DCLG confirmed last week that all local authorities will be required to maintain brownfield planning registers, through which developers can apply for planning permission in principle.
The confirmation has been a while coming – the proposals were first announced in July 2015. After a series of local authority pilots and a consultation in 2016, the Government announced the intention to implement the proposals last Monday, with Housing Minister Gavin Barwell saying:
“We need to build more homes in this country so making sure that we re-use brownfield land is crucial. We want to bring life back to abandoned sites, create thousands more homes and help protect our valued countryside. These new registers will give local authorities and developers the tools to do this.”

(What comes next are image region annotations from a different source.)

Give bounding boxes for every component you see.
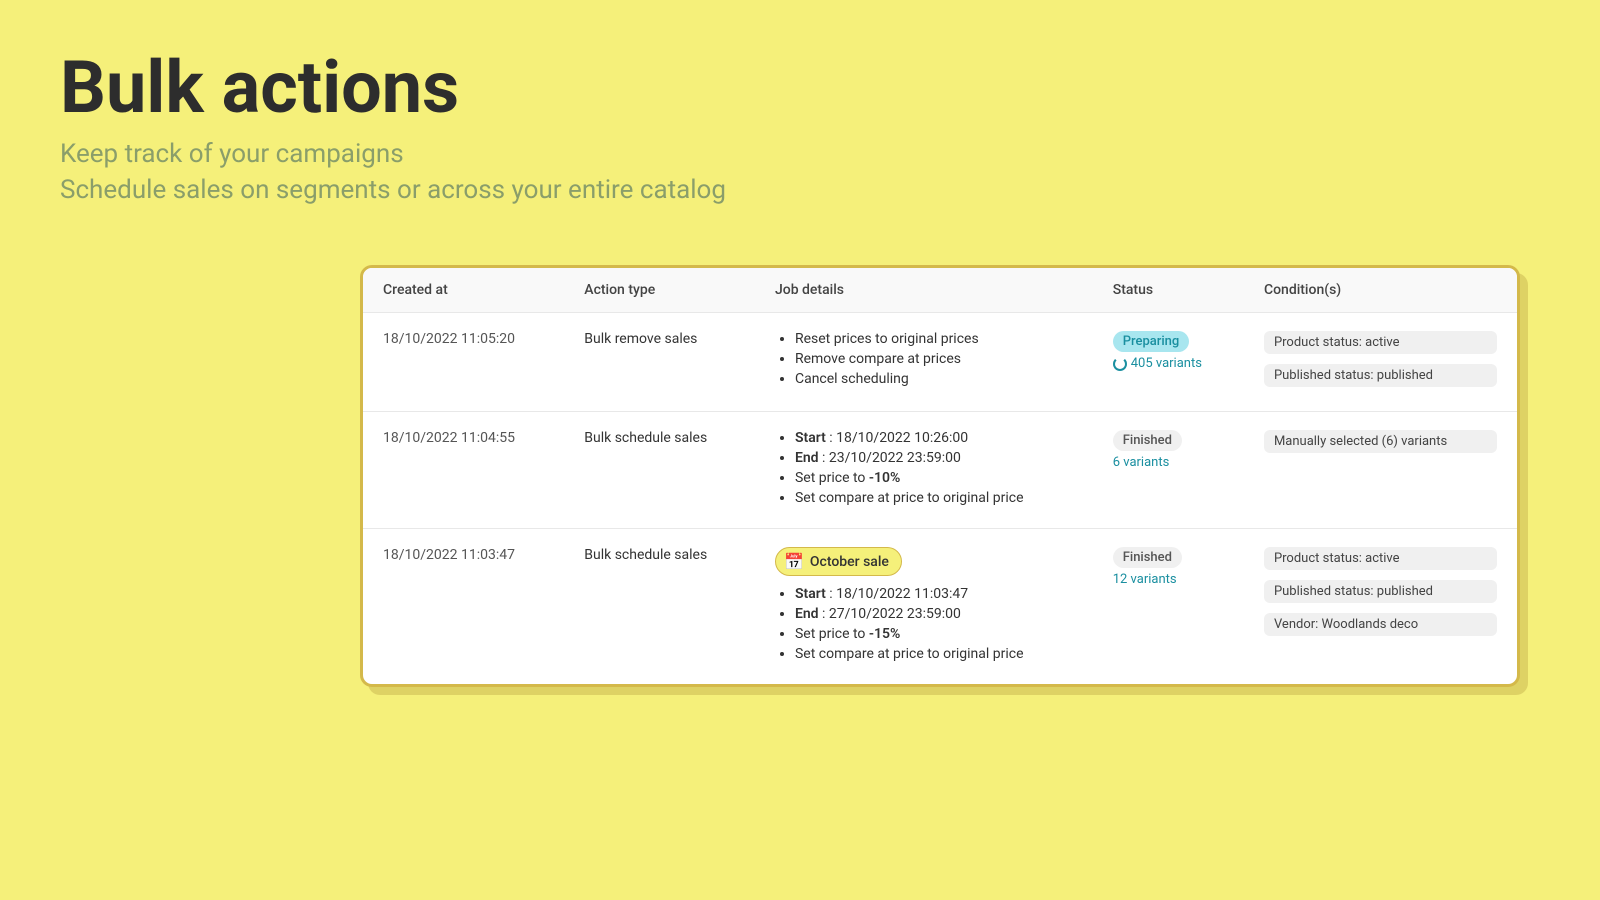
condition-badge: Product status: active bbox=[1264, 331, 1497, 354]
job-detail-item: End : 23/10/2022 23:59:00 bbox=[795, 450, 1073, 466]
campaign-name: October sale bbox=[810, 554, 889, 570]
job-detail-item: End : 27/10/2022 23:59:00 bbox=[795, 606, 1073, 622]
cell-status: Finished 6 variants bbox=[1093, 412, 1244, 529]
bulk-actions-table-card: Created at Action type Job details Statu… bbox=[360, 265, 1520, 687]
job-detail-item: Start : 18/10/2022 11:03:47 bbox=[795, 586, 1073, 602]
cell-status: Preparing 405 variants bbox=[1093, 313, 1244, 412]
cell-status: Finished 12 variants bbox=[1093, 529, 1244, 685]
loading-icon bbox=[1113, 357, 1127, 371]
cell-created-at: 18/10/2022 11:05:20 bbox=[363, 313, 564, 412]
status-badge: Finished bbox=[1113, 430, 1182, 451]
col-header-job-details: Job details bbox=[755, 268, 1093, 313]
job-detail-item: Remove compare at prices bbox=[795, 351, 1073, 367]
cell-conditions: Product status: active Published status: … bbox=[1244, 313, 1517, 412]
col-header-created-at: Created at bbox=[363, 268, 564, 313]
campaign-badge[interactable]: 📅 October sale bbox=[775, 547, 902, 576]
job-detail-item: Set compare at price to original price bbox=[795, 646, 1073, 662]
conditions-list: Product status: active Published status: … bbox=[1264, 547, 1497, 642]
job-detail-item: Cancel scheduling bbox=[795, 371, 1073, 387]
hero-subtitle1: Keep track of your campaigns bbox=[60, 139, 1540, 169]
table-row: 18/10/2022 11:04:55Bulk schedule salesSt… bbox=[363, 412, 1517, 529]
variants-count: 12 variants bbox=[1113, 572, 1224, 587]
status-badge: Finished bbox=[1113, 547, 1182, 568]
condition-badge: Vendor: Woodlands deco bbox=[1264, 613, 1497, 636]
cell-conditions: Product status: active Published status: … bbox=[1244, 529, 1517, 685]
job-detail-item: Set price to -10% bbox=[795, 470, 1073, 486]
hero-section: Bulk actions Keep track of your campaign… bbox=[0, 0, 1600, 235]
conditions-list: Manually selected (6) variants bbox=[1264, 430, 1497, 459]
status-badge: Preparing bbox=[1113, 331, 1190, 352]
cell-conditions: Manually selected (6) variants bbox=[1244, 412, 1517, 529]
bulk-actions-table: Created at Action type Job details Statu… bbox=[363, 268, 1517, 684]
table-header-row: Created at Action type Job details Statu… bbox=[363, 268, 1517, 313]
col-header-conditions: Condition(s) bbox=[1244, 268, 1517, 313]
cell-created-at: 18/10/2022 11:04:55 bbox=[363, 412, 564, 529]
col-header-action-type: Action type bbox=[564, 268, 755, 313]
table-row: 18/10/2022 11:05:20Bulk remove salesRese… bbox=[363, 313, 1517, 412]
card-wrapper: Created at Action type Job details Statu… bbox=[360, 265, 1520, 687]
cell-action-type: Bulk schedule sales bbox=[564, 529, 755, 685]
table-row: 18/10/2022 11:03:47Bulk schedule sales 📅 O… bbox=[363, 529, 1517, 685]
cell-job-details: Reset prices to original prices Remove co… bbox=[755, 313, 1093, 412]
cell-created-at: 18/10/2022 11:03:47 bbox=[363, 529, 564, 685]
calendar-icon: 📅 bbox=[784, 552, 804, 571]
condition-badge: Product status: active bbox=[1264, 547, 1497, 570]
cell-job-details: 📅 October sale Start : 18/10/2022 11:03:47… bbox=[755, 529, 1093, 685]
page-title: Bulk actions bbox=[60, 48, 1540, 127]
cell-job-details: Start : 18/10/2022 10:26:00 End : 23/10/2… bbox=[755, 412, 1093, 529]
cell-action-type: Bulk remove sales bbox=[564, 313, 755, 412]
condition-badge: Published status: published bbox=[1264, 364, 1497, 387]
job-detail-item: Reset prices to original prices bbox=[795, 331, 1073, 347]
conditions-list: Product status: active Published status: … bbox=[1264, 331, 1497, 393]
hero-subtitle2: Schedule sales on segments or across you… bbox=[60, 175, 1540, 205]
cell-action-type: Bulk schedule sales bbox=[564, 412, 755, 529]
job-detail-item: Set compare at price to original price bbox=[795, 490, 1073, 506]
col-header-status: Status bbox=[1093, 268, 1244, 313]
variants-count: 405 variants bbox=[1113, 356, 1224, 371]
condition-badge: Published status: published bbox=[1264, 580, 1497, 603]
job-detail-item: Start : 18/10/2022 10:26:00 bbox=[795, 430, 1073, 446]
variants-count: 6 variants bbox=[1113, 455, 1224, 470]
condition-badge: Manually selected (6) variants bbox=[1264, 430, 1497, 453]
job-detail-item: Set price to -15% bbox=[795, 626, 1073, 642]
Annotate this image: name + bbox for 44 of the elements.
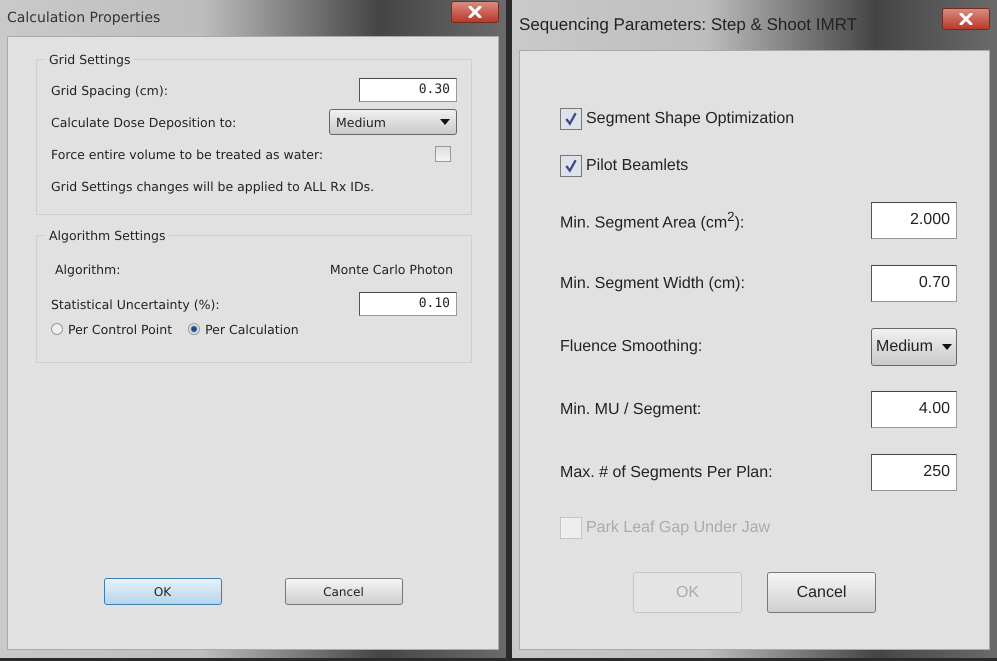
close-button[interactable] (942, 8, 990, 30)
window-title: Sequencing Parameters: Step & Shoot IMRT (519, 15, 857, 35)
group-title: Grid Settings (45, 52, 134, 67)
field-label: Fluence Smoothing: (560, 338, 702, 356)
radio-button[interactable] (188, 323, 200, 335)
dropdown[interactable]: Medium (871, 328, 957, 366)
checkbox-label[interactable]: Pilot Beamlets (586, 156, 688, 174)
field-label: Min. Segment Width (cm): (560, 274, 745, 292)
input-field[interactable]: 2.000 (871, 202, 957, 239)
cancel-button[interactable]: Cancel (284, 578, 402, 605)
field-label: Statistical Uncertainty (%): (51, 296, 220, 312)
input-field[interactable]: 0.10 (359, 292, 457, 316)
caret-icon (440, 119, 450, 125)
input-field[interactable]: 0.70 (871, 265, 957, 302)
cancel-button[interactable]: Cancel (767, 572, 876, 613)
field-label: Calculate Dose Deposition to: (51, 114, 236, 130)
input-field[interactable]: 0.30 (359, 78, 457, 102)
radio-button[interactable] (51, 323, 63, 335)
field-label: Force entire volume to be treated as water: (51, 146, 324, 162)
checkbox[interactable] (560, 108, 582, 130)
field-label: Max. # of Segments Per Plan: (560, 464, 773, 482)
checkbox[interactable] (560, 154, 582, 176)
close-button[interactable] (451, 1, 499, 23)
checkbox-label[interactable]: Segment Shape Optimization (586, 110, 794, 128)
note-text: Grid Settings changes will be applied to ALL Rx IDs. (51, 178, 374, 194)
close-icon (468, 6, 482, 18)
field-label: Min. MU / Segment: (560, 400, 702, 418)
info-label: Algorithm: (55, 262, 120, 276)
radio-label[interactable]: Per Calculation (205, 322, 299, 336)
info-value: Monte Carlo Photon (330, 262, 453, 276)
group-title: Algorithm Settings (45, 228, 170, 243)
checkbox[interactable] (435, 146, 451, 162)
input-field[interactable]: 250 (871, 454, 957, 491)
radio-label[interactable]: Per Control Point (68, 322, 172, 336)
caret-icon (942, 344, 952, 350)
close-icon (959, 13, 973, 25)
ok-button[interactable]: OK (104, 578, 222, 605)
field-label: Grid Spacing (cm): (51, 82, 168, 98)
input-field[interactable]: 4.00 (871, 391, 957, 428)
window-title: Calculation Properties (7, 10, 160, 26)
check-icon (564, 112, 578, 126)
dropdown[interactable]: Medium (329, 109, 457, 135)
field-label: Min. Segment Area (cm$^{2}$): (560, 208, 744, 232)
check-icon (564, 158, 578, 172)
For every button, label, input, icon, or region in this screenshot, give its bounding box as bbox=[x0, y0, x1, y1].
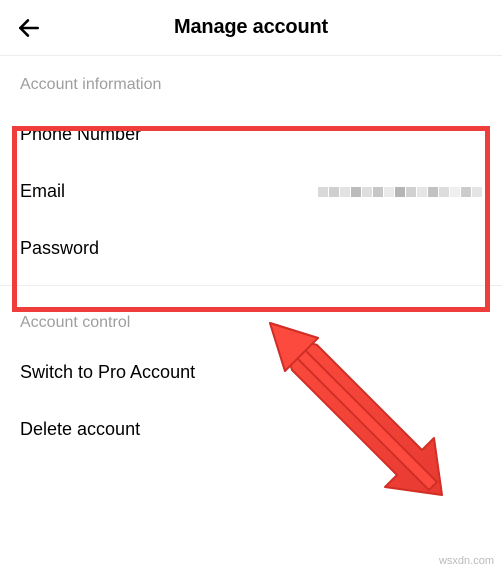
arrow-left-icon bbox=[16, 15, 42, 41]
row-delete-account[interactable]: Delete account bbox=[0, 401, 502, 458]
page-title: Manage account bbox=[0, 16, 502, 39]
section-divider bbox=[0, 285, 502, 286]
row-label: Phone Number bbox=[20, 124, 141, 145]
section-header-account-info: Account information bbox=[0, 56, 502, 106]
row-password[interactable]: Password bbox=[0, 220, 502, 277]
header-bar: Manage account bbox=[0, 0, 502, 56]
watermark: wsxdn.com bbox=[439, 555, 494, 567]
row-phone-number[interactable]: Phone Number bbox=[0, 106, 502, 163]
row-label: Email bbox=[20, 181, 65, 202]
email-value-obscured bbox=[318, 187, 482, 197]
row-label: Delete account bbox=[20, 419, 140, 440]
row-label: Switch to Pro Account bbox=[20, 362, 195, 383]
row-email[interactable]: Email bbox=[0, 163, 502, 220]
row-switch-pro[interactable]: Switch to Pro Account bbox=[0, 344, 502, 401]
back-button[interactable] bbox=[14, 13, 44, 43]
row-label: Password bbox=[20, 238, 99, 259]
section-header-account-control: Account control bbox=[0, 294, 502, 344]
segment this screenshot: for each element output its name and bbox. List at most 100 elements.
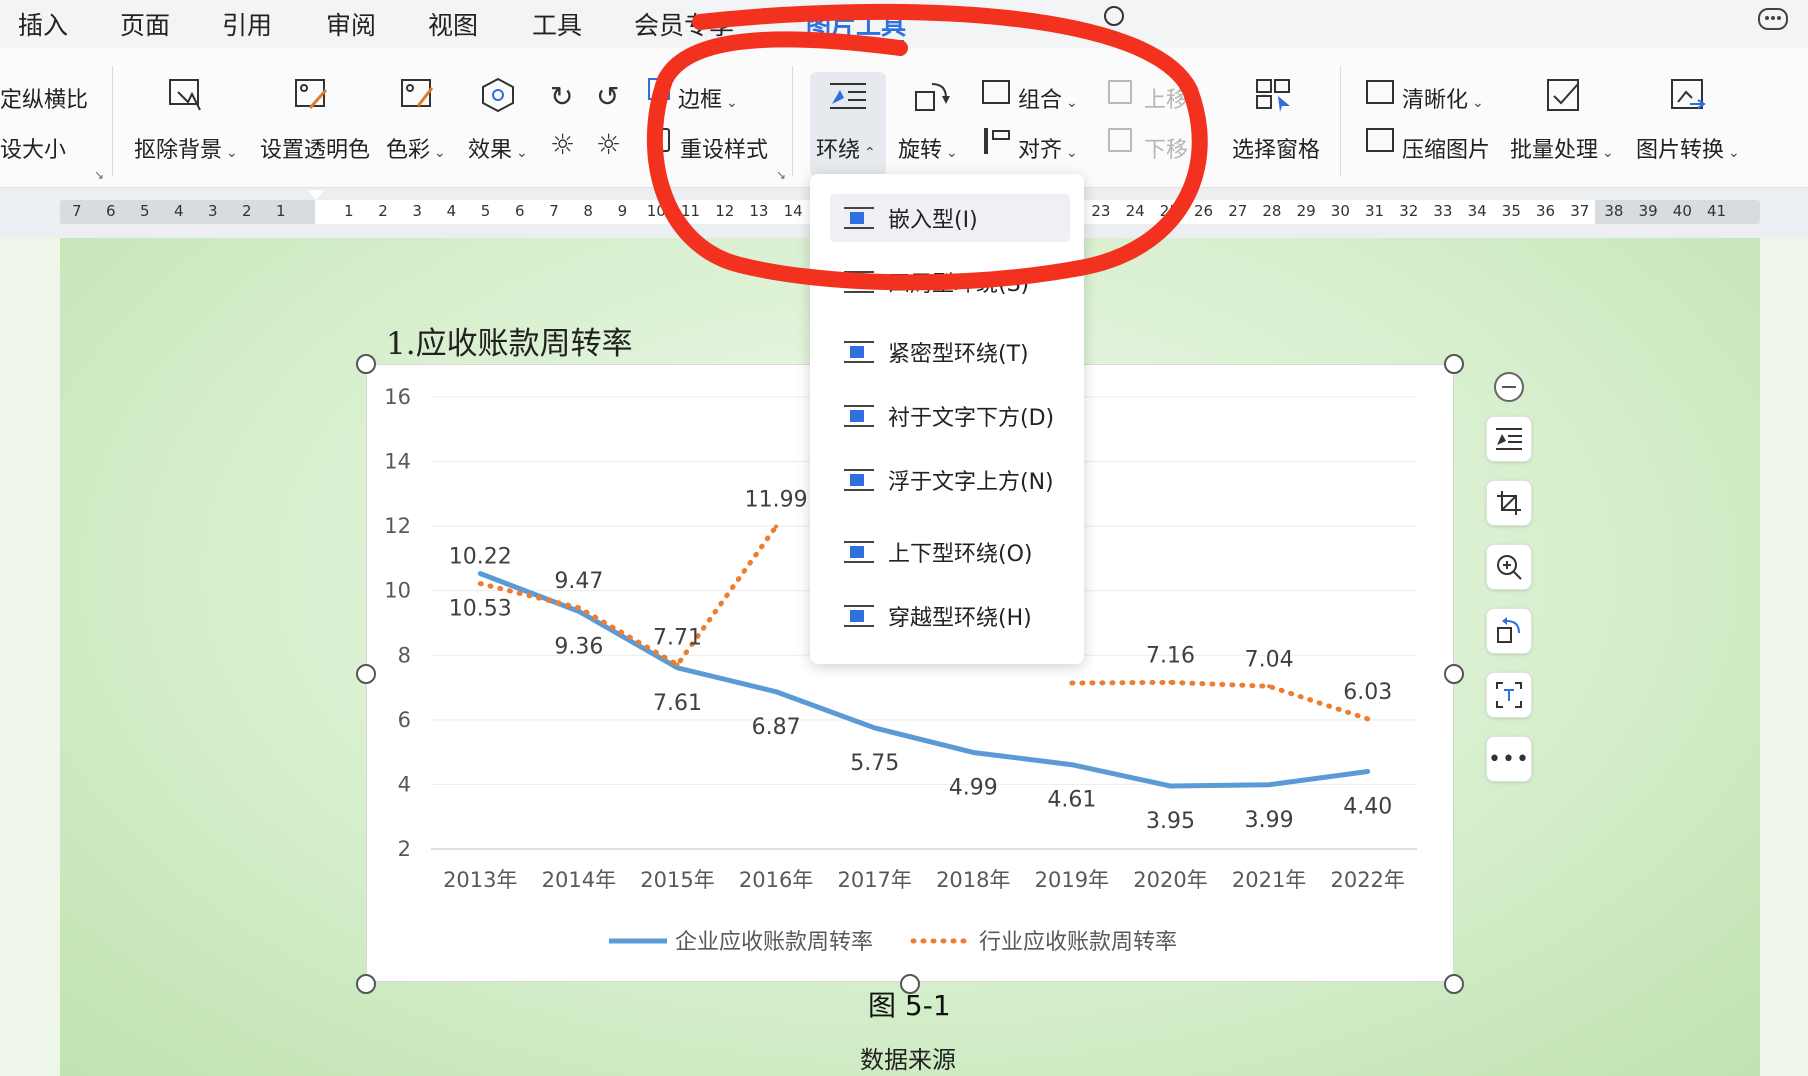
ruler-number: 41 (1707, 202, 1727, 220)
data-point (1069, 762, 1074, 767)
border-icon (648, 78, 670, 100)
zoom-in-icon[interactable] (1486, 544, 1532, 590)
dialog-launcher-icon[interactable]: ↘ (94, 168, 104, 182)
more-options-icon[interactable]: ••• (1486, 736, 1532, 782)
wrap-option-inline[interactable]: 嵌入型(I) (830, 194, 1070, 242)
wrap-option-behind-text[interactable]: 衬于文字下方(D) (830, 392, 1070, 440)
active-tab-indicator (802, 40, 904, 44)
indent-marker[interactable] (308, 190, 324, 238)
ribbon-toolbar: 定纵横比 设大小 ↘ 抠除背景 ⌄ 设置透明色 色彩 ⌄ 效果 ⌄ ↻ ↺ ☼ ☼ 边… (0, 48, 1808, 188)
tab-member[interactable]: 会员专享 (634, 6, 734, 42)
y-tick-label: 12 (384, 514, 411, 538)
set-transparent-button[interactable]: 设置透明色 (260, 132, 370, 164)
tab-picture-tools[interactable]: 图片工具 (806, 6, 906, 42)
selection-pane-button[interactable]: 选择窗格 (1232, 132, 1320, 164)
reset-size-label[interactable]: 设大小 (0, 132, 66, 164)
tab-reference[interactable]: 引用 (222, 6, 272, 42)
tab-review[interactable]: 审阅 (326, 6, 376, 42)
brightness-down-icon[interactable]: ☼ (596, 128, 621, 161)
reset-style-icon (648, 128, 670, 152)
data-label: 6.03 (1343, 680, 1392, 705)
lock-ratio-label[interactable]: 定纵横比 (0, 82, 88, 114)
data-label: 10.53 (449, 597, 512, 622)
align-icon (984, 128, 988, 154)
ruler-number: 29 (1296, 202, 1316, 220)
data-label: 6.87 (752, 715, 801, 740)
compress-icon (1366, 128, 1394, 152)
wrap-square-icon (844, 271, 874, 293)
search-icon[interactable] (1104, 6, 1124, 26)
ruler-number: 3 (412, 202, 422, 220)
tab-tools[interactable]: 工具 (532, 6, 582, 42)
layout-options-icon[interactable] (1486, 416, 1532, 462)
ruler-number: 8 (583, 202, 593, 220)
ruler-number: 9 (617, 202, 628, 220)
wrap-front-icon (844, 469, 874, 491)
y-tick-label: 10 (384, 579, 411, 603)
wrap-through-icon (844, 605, 874, 627)
tab-page[interactable]: 页面 (120, 6, 170, 42)
picture-convert-button[interactable]: 图片转换 ⌄ (1636, 132, 1740, 164)
resize-handle-middle-right[interactable] (1444, 664, 1464, 684)
ribbon-separator (112, 66, 113, 176)
send-backward-button[interactable]: 下移 (1144, 132, 1188, 164)
rotate-icon (912, 78, 952, 116)
border-button[interactable]: 边框 ⌄ (678, 82, 738, 114)
resize-handle-bottom-left[interactable] (356, 974, 376, 994)
group-button[interactable]: 组合 ⌄ (1018, 82, 1078, 114)
chart-title: 1.应收账款周转率 (386, 326, 633, 362)
ruler-number: 36 (1536, 202, 1556, 220)
color-button[interactable]: 色彩 ⌄ (386, 132, 446, 164)
wrap-option-in-front[interactable]: 浮于文字上方(N) (830, 456, 1070, 504)
extract-text-icon[interactable] (1486, 672, 1532, 718)
ruler-number: 10 (646, 202, 666, 220)
resize-handle-top-right[interactable] (1444, 354, 1464, 374)
batch-process-button[interactable]: 批量处理 ⌄ (1510, 132, 1614, 164)
x-tick-label: 2014年 (542, 868, 616, 892)
chat-bubble-icon[interactable] (1758, 8, 1788, 30)
resize-handle-top-left[interactable] (356, 354, 376, 374)
rotate-brightness-down-icon[interactable]: ↺ (596, 80, 619, 113)
ruler-number: 2 (378, 202, 388, 220)
bring-forward-button[interactable]: 上移 (1144, 82, 1188, 114)
align-button[interactable]: 对齐 ⌄ (1018, 132, 1078, 164)
compress-picture-button[interactable]: 压缩图片 (1402, 132, 1490, 164)
x-tick-label: 2016年 (739, 868, 813, 892)
wrap-option-tight[interactable]: 紧密型环绕(T) (830, 328, 1070, 376)
collapse-tools-icon[interactable] (1494, 372, 1524, 402)
data-point (1168, 784, 1173, 789)
ruler-number: 30 (1330, 202, 1350, 220)
data-label: 7.04 (1245, 647, 1294, 672)
sharpen-button[interactable]: 清晰化 ⌄ (1402, 82, 1484, 114)
ruler-number: 39 (1638, 202, 1658, 220)
data-point (675, 662, 680, 667)
wrap-behind-icon (844, 405, 874, 427)
tab-view[interactable]: 视图 (428, 6, 478, 42)
data-point (478, 581, 483, 586)
rotate-button[interactable]: 旋转 ⌄ (898, 132, 958, 164)
wrap-option-through[interactable]: 穿越型环绕(H) (830, 592, 1070, 640)
wrap-option-top-bottom[interactable]: 上下型环绕(O) (830, 528, 1070, 576)
crop-icon[interactable] (1486, 480, 1532, 526)
wrap-inline-icon (844, 207, 874, 229)
brightness-up-icon[interactable]: ☼ (550, 128, 575, 161)
remove-background-icon (166, 76, 206, 114)
x-tick-label: 2015年 (640, 868, 714, 892)
dialog-launcher-icon[interactable]: ↘ (776, 168, 786, 182)
wrap-button[interactable]: 环绕 ⌃ (816, 132, 876, 164)
resize-handle-bottom-right[interactable] (1444, 974, 1464, 994)
rotate-picture-icon[interactable] (1486, 608, 1532, 654)
effect-button[interactable]: 效果 ⌄ (468, 132, 528, 164)
data-point (1168, 680, 1173, 685)
ruler-number: 25 (1159, 202, 1179, 220)
rotate-brightness-up-icon[interactable]: ↻ (550, 80, 573, 113)
data-point (971, 750, 976, 755)
tab-insert[interactable]: 插入 (18, 6, 68, 42)
resize-handle-middle-left[interactable] (356, 664, 376, 684)
remove-background-button[interactable]: 抠除背景 ⌄ (134, 132, 238, 164)
ribbon-separator (792, 66, 793, 176)
reset-style-button[interactable]: 重设样式 (680, 132, 768, 164)
text-wrap-icon (828, 78, 868, 116)
wrap-option-square[interactable]: 四周型环绕(S) (830, 258, 1070, 306)
ruler-number: 11 (681, 202, 701, 220)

The new regulations, due to come into force later this Spring, will require local authorities to produce and maintain up-to-date, publicly available registers of brownfield sites available for housing locally. Sites on the brownfield register will be eligible for permission in principle, although the process by which this can be achieved has not yet been fixed. The Government’s response to the 2016 consultation notes that:
“Secondary legislation will require engagement with communities and statutory agencies as part of the process for granting permission in principle through plans and registers and on application…We recognise the concerns about ensuring appropriate levels of engagement with communities and statutory agencies at the technical details stage and will mandate such engagement at this stage.”
There will be devils in this forthcoming detail – the Government faces a tricky balancing act with engagement requirements for permission in principle. If engagement requirements are too light, Ministers could be of accused of undermining localism; if they are too robust developers may conclude that the process is just as complex as submitting a standard planning application. This still needs to be worked through, two years after the Government first announced the policy.